CFWC was formed in 1989 during the drought to increase public awareness of the agriculture industry's efficient use of water and environmental sensitivity regarding water. The organization has three primary goals to serve as the voice of agricultural water users, represent irrigated agriculture in the media and to educate the public about the benefits of irrigated agriculture.
"The mission of the California Farm Water Coalition has been to serve as a principal source of factual information on agricultural water use for the public, for the Legislature and for the agricultural industry," said Wade. "We see ourselves as a reflection of what happens in irrigated agriculture and helping other members of the industry from other organizations do a better job talking about water issues when they engage with their constituents and the public."
The CFWC Board of Directors made a decision over a year ago to commit $1 million to building four interactive exhibits at the Sacramento Powerhouse Science Center, which is slated to have over 25,000 square feet of exhibit space including a full-dome digital planetarium theater, an all new Challenger Learning Center, and all new interactive exhibits in earth sciences, conservation, physical sciences, astronomy and space sciences.
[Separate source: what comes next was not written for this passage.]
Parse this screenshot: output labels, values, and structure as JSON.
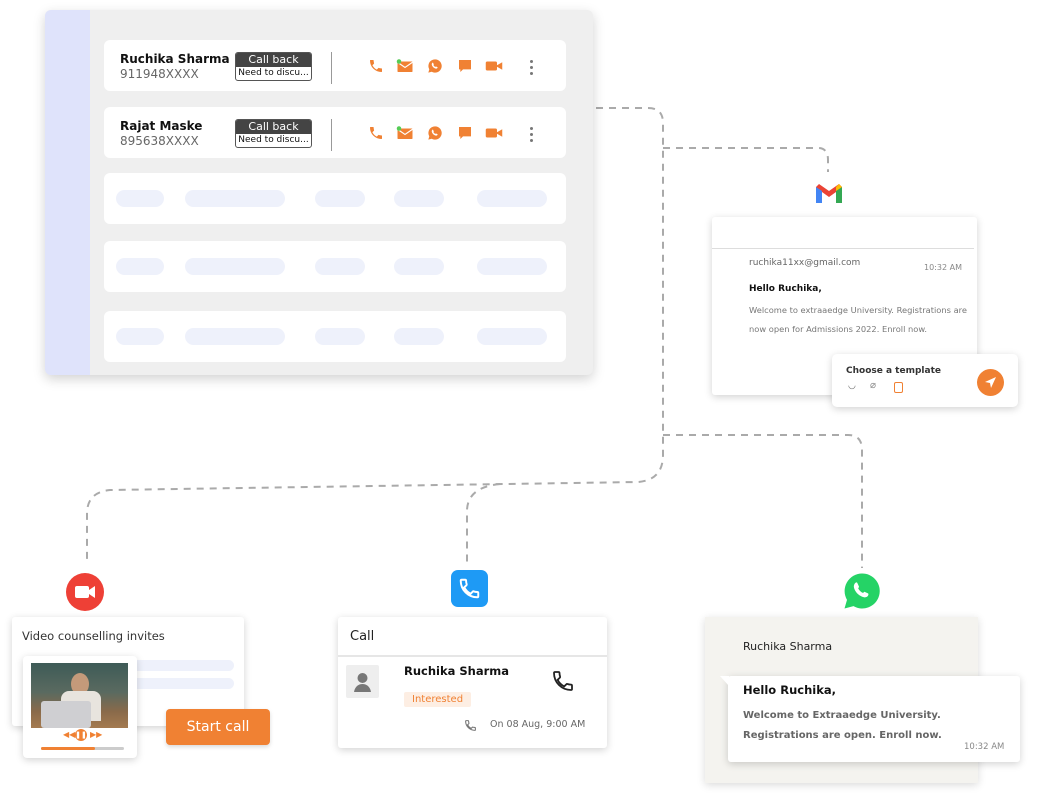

The TID Directors did not take action about the CFWC's request for funding.
Also during the meeting, TID General Manager Casey Hashimoto addressed the concerns of Hughson resident Ray Diaz regarding cyber security after Friday's massive cyber attack that briefly blocked access to over 1,200 websites including Twitter and Netflix.
"We know that a well-executed cyber attack could affect the western power grid and the TID assets," said Diaz. "Hopefully, TID has their own aggressive plan for this. Give us some reassurance that there is something going on."
Hashimoto agreed with Diaz, stating that the need for cyber security is an ongoing concern within TID. Back in 2007, the North American Electric Reliability Corporation came up with rules for utilities such as TID to comply with, a lot of which regard cyber security standards.
"Since 2007, TID has been getting our system hardened, there are requirements for firewalls between business systems, between outside communications, and so forth," said Hashimoto. "These standards have been upgraded continuously since 2007 and each time TID has been required to comply. We have audits by the regulators and TID has successfully passed all the audits every three years.
"The recent one that happened was a denial of service type of attack and even some of our systems that provide the Board their packages on Friday were difficult to get out, so that type of attack on our system that runs our electric system is a little harder to do," continued Hashimoto.